Mitch McConnell and John Cornyn Save America, Vote to Raise Debt Limit

Here they come to save the daaaaaaay.

Photo by Alex Wong/Getty Images

Anyone who listened to Republican senators yesterday could tell they were unhappy to be stuck with a “clean” debt limit increase. Oh, not that most of them didn’t want to pass it and move on. They did! But it was going to be tough to sell back home. It got tougher after Texas Sen. Ted Cruz, shocking absolutely no one, said he’d demand a cloture vote on the bill, one that would require every Democrat and independent and at least five Republicans to suspend the debt limit through the 2014 election.

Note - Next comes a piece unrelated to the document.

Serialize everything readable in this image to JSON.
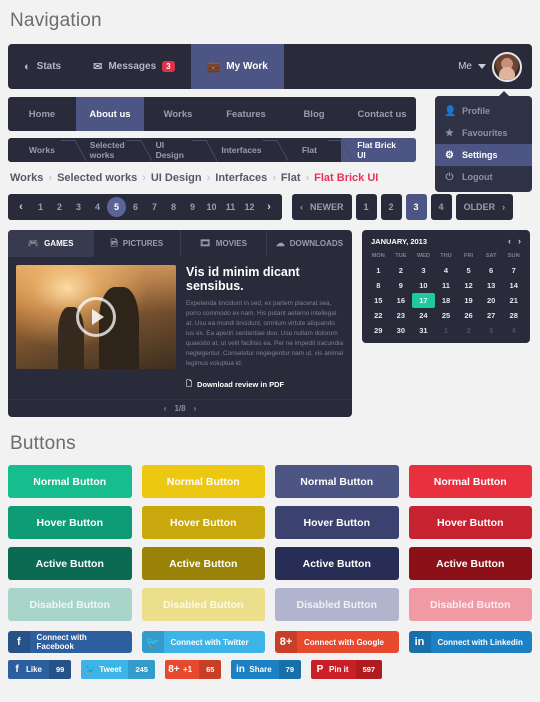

The plus: A filibuster would put the squeeze on vulnerable Democrats. Mark Pryor, Mark Begich, Kay Hagan, John Walsh, and Mary Landrieu would have to vote for a no-frills debt limit hike—none of them could take a powder. (In 2006 Democrats didn’t ask for cloture, and two Republicans on the ballot that year got to vote “no.” One of them, Montana’s Conrad Burns, lost.)

The minus: See above, re: “five Republicans.” The vote was held open for 45 minutes as Harry Reid struggled to break past 58 votes for passage. Finally, Kentucky Sen. Mitch McConnell and Texas Sen. John Cornyn arrived to vote “aye” and push the bill through. This has been received as a huge risk, by both men.

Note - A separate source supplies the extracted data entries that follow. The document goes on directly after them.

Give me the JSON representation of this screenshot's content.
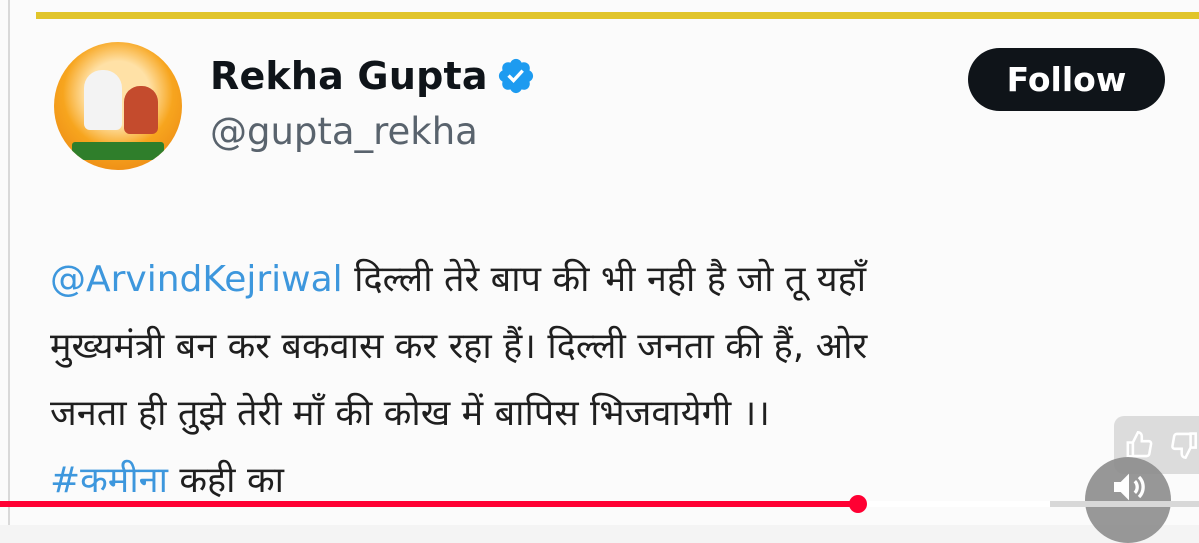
{
  "tweet": {
    "author_name": "Rekha Gupta",
    "author_handle": "@gupta_rekha",
    "follow_label": "Follow",
    "mention": "@ArvindKejriwal",
    "line1_rest": " दिल्ली तेरे बाप की भी नही है जो तू यहाँ",
    "line2": "मुख्यमंत्री बन कर बकवास कर रहा हैं। दिल्ली जनता की हैं, ओर",
    "line3": "जनता ही तुझे तेरी माँ की कोख में बापिस भिजवायेगी ।।",
    "hashtag": "#कमीना",
    "line4_rest": " कही का"
  },
  "video": {
    "progress_fraction": 0.716
  },
  "colors": {
    "accent": "#3d97dd",
    "progress": "#ff0033",
    "follow_bg": "#0f1419",
    "top_rule": "#e1c52b"
  },
  "icons": {
    "verified": "verified-badge-icon",
    "like": "thumbs-up-icon",
    "dislike": "thumbs-down-icon",
    "mute": "volume-icon"
  }
}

But was it, really? McConnell and Cornyn have both cast plenty of votes to raise the debt limit. If they didn’t do it this time, an opponent could just pull the old file and dust it off. And neither senator’s main primary challenger (respectively: Matt Bevin, Steve Stockman) is scaring him right now. McConnell’s still feeling the vibes from a Politico scoop that revealed Bevin had once supported the effects of TARP.